Quella che ha scosso di più l’America è stata senza dubbio la tragedia di Sandy Hook, nel Connecticut, dove nel dicembre del 2012 furono uccisi 20 bambini delle elementari. Eppure nulla è cambiato. Infatti da allora ad oggi, secondo le statistiche del sito Everytown, ci sono state almeno 142 sparatorie nelle scuole e nelle università americane, intese in generale come episodi di violenza in cui è stata usata un’arma da fuoco, indipendentemente dal numero e dal tipo delle vittime. La prima avvenne poco dopo, l’8 gennaio del 2013, a Fort Myers in Florida, mentre l’ultima è stata quella di giovedì a Roseburg, Oregon.
Il potere della lobby
Sembrano dati schiaccianti, eppure non bastano. La lobby dei produttori risponde che l’attenzione dei media per queste stragi è sproporzionata. Il sito «Guns Save Lives» nota che è più facile morire per un incidente in bicicletta o una caduta di vario genere, piuttosto che per un proiettile. Lo fa usando un rapporto dell’Fbi, secondo cui dal 2000 al 2013 in America sono morte solo 418 persone in «active shooter situations», contro le 800 morte in bici o le 26.631 uccise da cadute di vario genere.

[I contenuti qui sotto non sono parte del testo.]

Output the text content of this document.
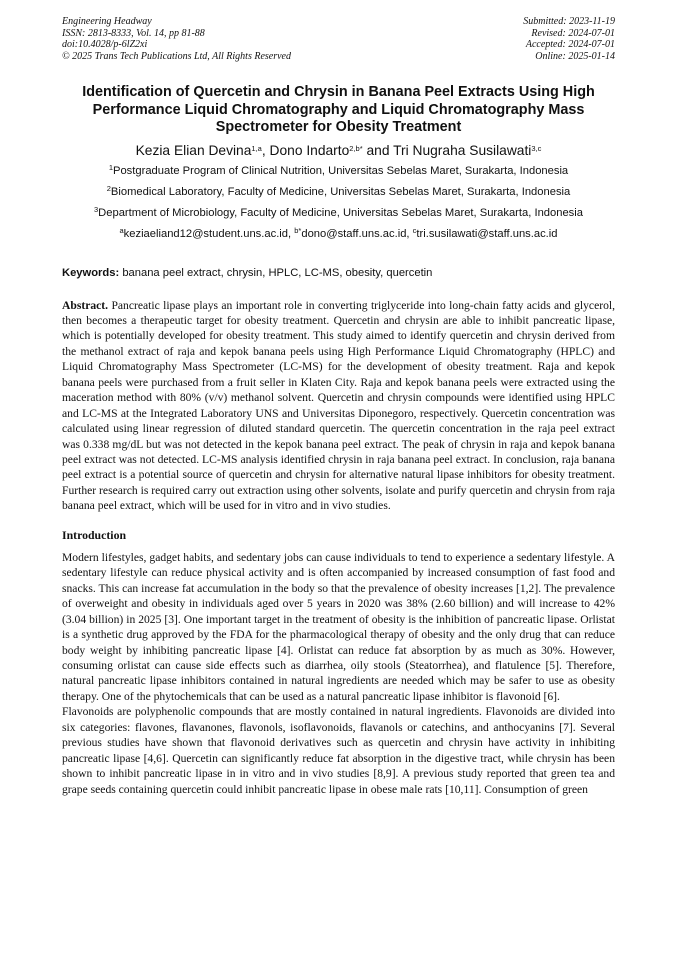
Engineering Headway
ISSN: 2813-8333, Vol. 14, pp 81-88
doi:10.4028/p-6lZ2xi
© 2025 Trans Tech Publications Ltd, All Rights Reserved
Submitted: 2023-11-19
Revised: 2024-07-01
Accepted: 2024-07-01
Online: 2025-01-14
Identification of Quercetin and Chrysin in Banana Peel Extracts Using High Performance Liquid Chromatography and Liquid Chromatography Mass Spectrometer for Obesity Treatment
Kezia Elian Devina$^{1,a}$, Dono Indarto$^{2,b*}$ and Tri Nugraha Susilawati$^{3,c}$
$^1$Postgraduate Program of Clinical Nutrition, Universitas Sebelas Maret, Surakarta, Indonesia
$^2$Biomedical Laboratory, Faculty of Medicine, Universitas Sebelas Maret, Surakarta, Indonesia
$^3$Department of Microbiology, Faculty of Medicine, Universitas Sebelas Maret, Surakarta, Indonesia
$^a$keziaeliand12@student.uns.ac.id, $^{b*}$dono@staff.uns.ac.id, $^c$tri.susilawati@staff.uns.ac.id
Keywords: banana peel extract, chrysin, HPLC, LC-MS, obesity, quercetin
Abstract. Pancreatic lipase plays an important role in converting triglyceride into long-chain fatty acids and glycerol, then becomes a therapeutic target for obesity treatment. Quercetin and chrysin are able to inhibit pancreatic lipase, which is potentially developed for obesity treatment. This study aimed to identify quercetin and chrysin derived from the methanol extract of raja and kepok banana peels using High Performance Liquid Chromatography (HPLC) and Liquid Chromatography Mass Spectrometer (LC-MS) for the development of obesity treatment. Raja and kepok banana peels were purchased from a fruit seller in Klaten City. Raja and kepok banana peels were extracted using the maceration method with 80% (v/v) methanol solvent. Quercetin and chrysin compounds were identified using HPLC and LC-MS at the Integrated Laboratory UNS and Universitas Diponegoro, respectively. Quercetin concentration was calculated using linear regression of diluted standard quercetin. The quercetin concentration in the raja peel extract was 0.338 mg/dL but was not detected in the kepok banana peel extract. The peak of chrysin in raja and kepok banana peel extract was not detected. LC-MS analysis identified chrysin in raja banana peel extract. In conclusion, raja banana peel extract is a potential source of quercetin and chrysin for alternative natural lipase inhibitors for obesity treatment. Further research is required carry out extraction using other solvents, isolate and purify quercetin and chrysin from raja banana peel extract, which will be used for in vitro and in vivo studies.
Introduction
Modern lifestyles, gadget habits, and sedentary jobs can cause individuals to tend to experience a sedentary lifestyle. A sedentary lifestyle can reduce physical activity and is often accompanied by increased consumption of fast food and snacks. This can increase fat accumulation in the body so that the prevalence of obesity increases [1,2]. The prevalence of overweight and obesity in individuals aged over 5 years in 2020 was 38% (2.60 billion) and will increase to 42% (3.04 billion) in 2025 [3]. One important target in the treatment of obesity is the inhibition of pancreatic lipase. Orlistat is a synthetic drug approved by the FDA for the pharmacological therapy of obesity and the only drug that can reduce body weight by inhibiting pancreatic lipase [4]. Orlistat can reduce fat absorption by as much as 30%. However, consuming orlistat can cause side effects such as diarrhea, oily stools (Steatorrhea), and flatulence [5]. Therefore, natural pancreatic lipase inhibitors contained in natural ingredients are needed which may be safer to use as obesity therapy. One of the phytochemicals that can be used as a natural pancreatic lipase inhibitor is flavonoid [6].
Flavonoids are polyphenolic compounds that are mostly contained in natural ingredients. Flavonoids are divided into six categories: flavones, flavanones, flavonols, isoflavonoids, flavanols or catechins, and anthocyanins [7]. Several previous studies have shown that flavonoid derivatives such as quercetin and chrysin have activity in inhibiting pancreatic lipase [4,6]. Quercetin can significantly reduce fat absorption in the digestive tract, while chrysin has been shown to inhibit pancreatic lipase in in vitro and in vivo studies [8,9]. A previous study reported that green tea and grape seeds containing quercetin could inhibit pancreatic lipase in obese male rats [10,11]. Consumption of green
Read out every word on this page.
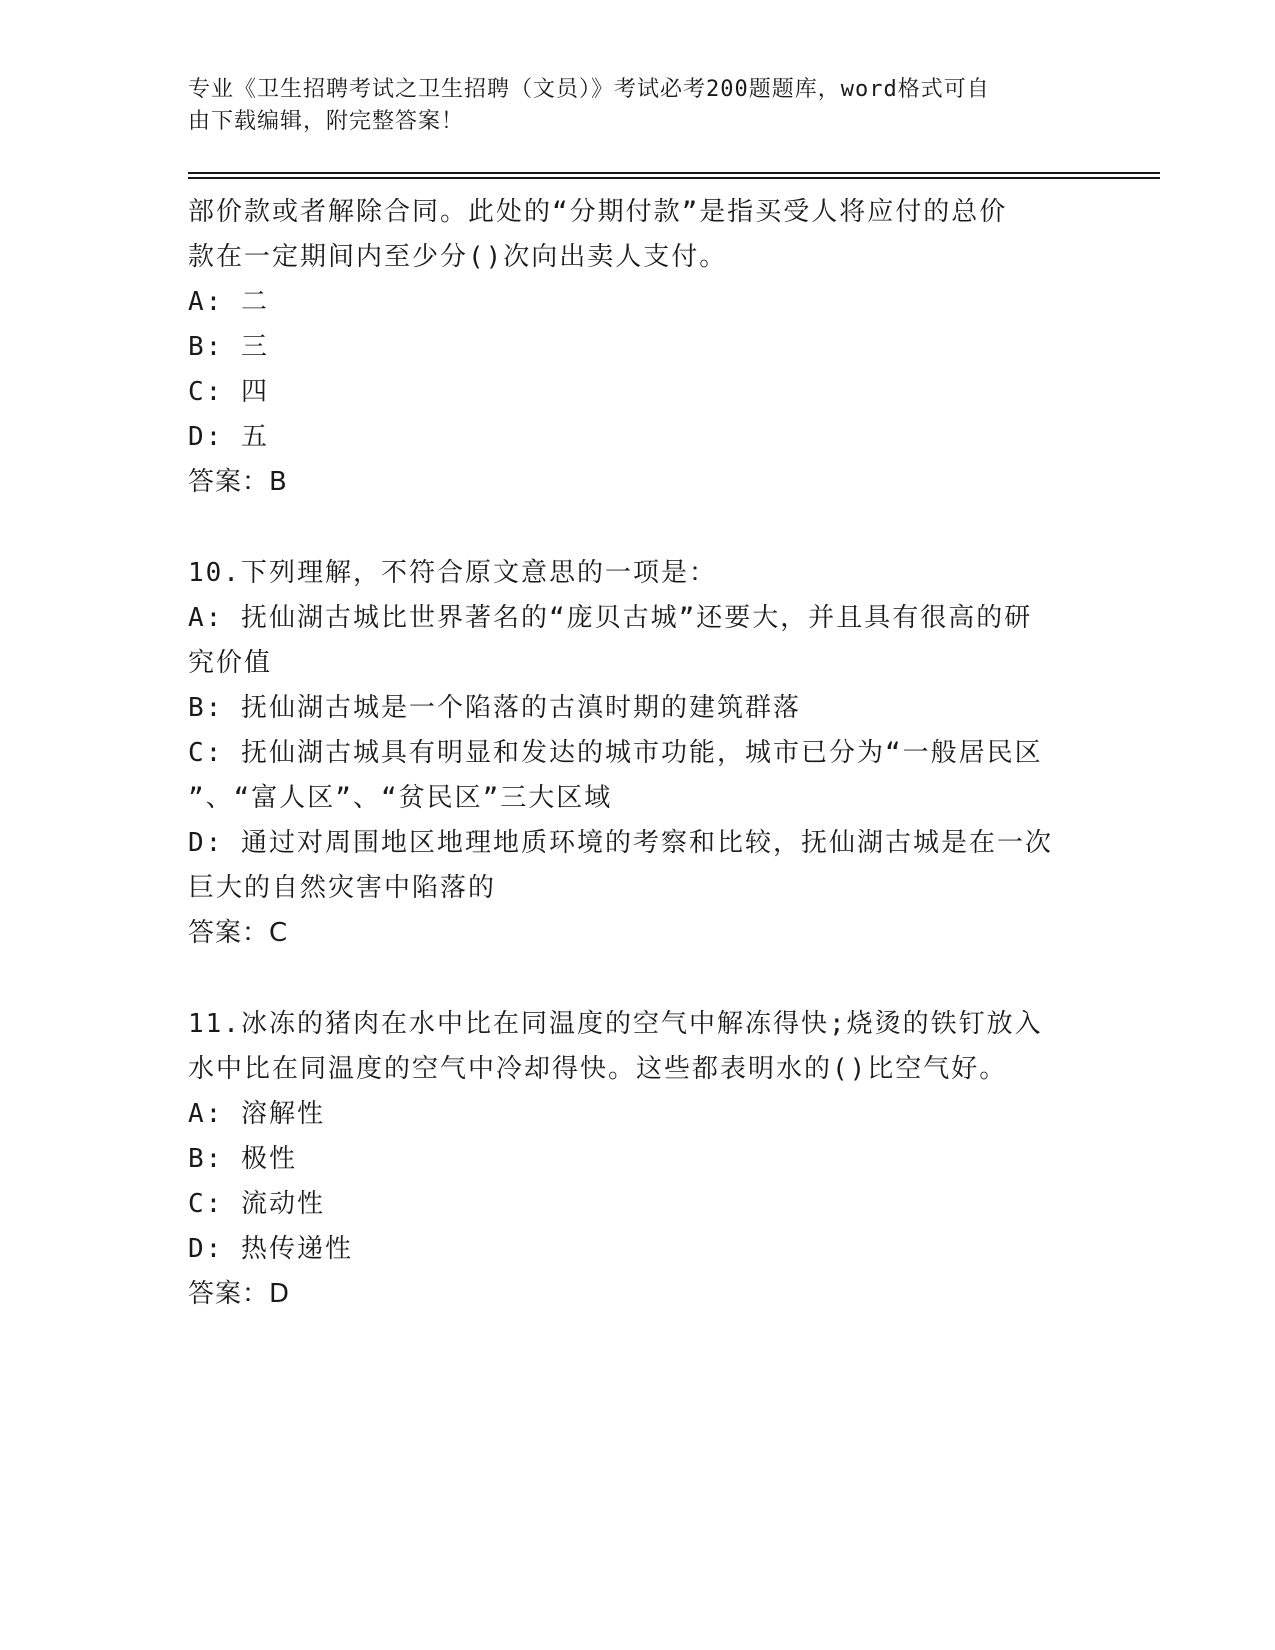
专业《卫生招聘考试之卫生招聘（文员）》考试必考200题题库，word格式可自
由下载编辑，附完整答案！
部价款或者解除合同。此处的“分期付款”是指买受人将应付的总价
款在一定期间内至少分()次向出卖人支付。
A: 二
B: 三
C: 四
D: 五
答案：B
10.下列理解，不符合原文意思的一项是：
A: 抚仙湖古城比世界著名的“庞贝古城”还要大，并且具有很高的研
究价值
B: 抚仙湖古城是一个陷落的古滇时期的建筑群落
C: 抚仙湖古城具有明显和发达的城市功能，城市已分为“一般居民区
”、“富人区”、“贫民区”三大区域
D: 通过对周围地区地理地质环境的考察和比较，抚仙湖古城是在一次
巨大的自然灾害中陷落的
答案：C
11.冰冻的猪肉在水中比在同温度的空气中解冻得快;烧烫的铁钉放入
水中比在同温度的空气中冷却得快。这些都表明水的()比空气好。
A: 溶解性
B: 极性
C: 流动性
D: 热传递性
答案：D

Sul piano politico, poi, la National Rifle Association sostiene che ci vorrebbero più armi, per ridurre il numero delle vittime delle armi. Ad esempio, se una guardia o un professore armato avesse incontrato Chris Mercer, avrebbe potuto ammazzarlo prima che facesse una strage. La lobby sfrutta il Secondo emendamento della Costituzione, scritto all’epoca dell’indipendenza per consentire di armare il popolo se gli inglesi fossero tornati, per difendere il diritto dei cittadini ad avere armi, e dice che le leggi per controllare le vendite ci sono, ma chi fa strage non le rispetta. In parte ha ragione: oltre a limitare le vendite, bisognerebbe proprio sequestrare i 300 milioni di armi già in circolazione, ma questa è un’impresa impossibile. Obama non ha neppure i voti per frenare il commercio dei fucili da guerra, anche perché diversi democratici sono nella tasca della Nra. L’unica possibilità resta appellarsi agli elettori, affinché nel 2016 eleggano parlamentari più sensati e indipendenti.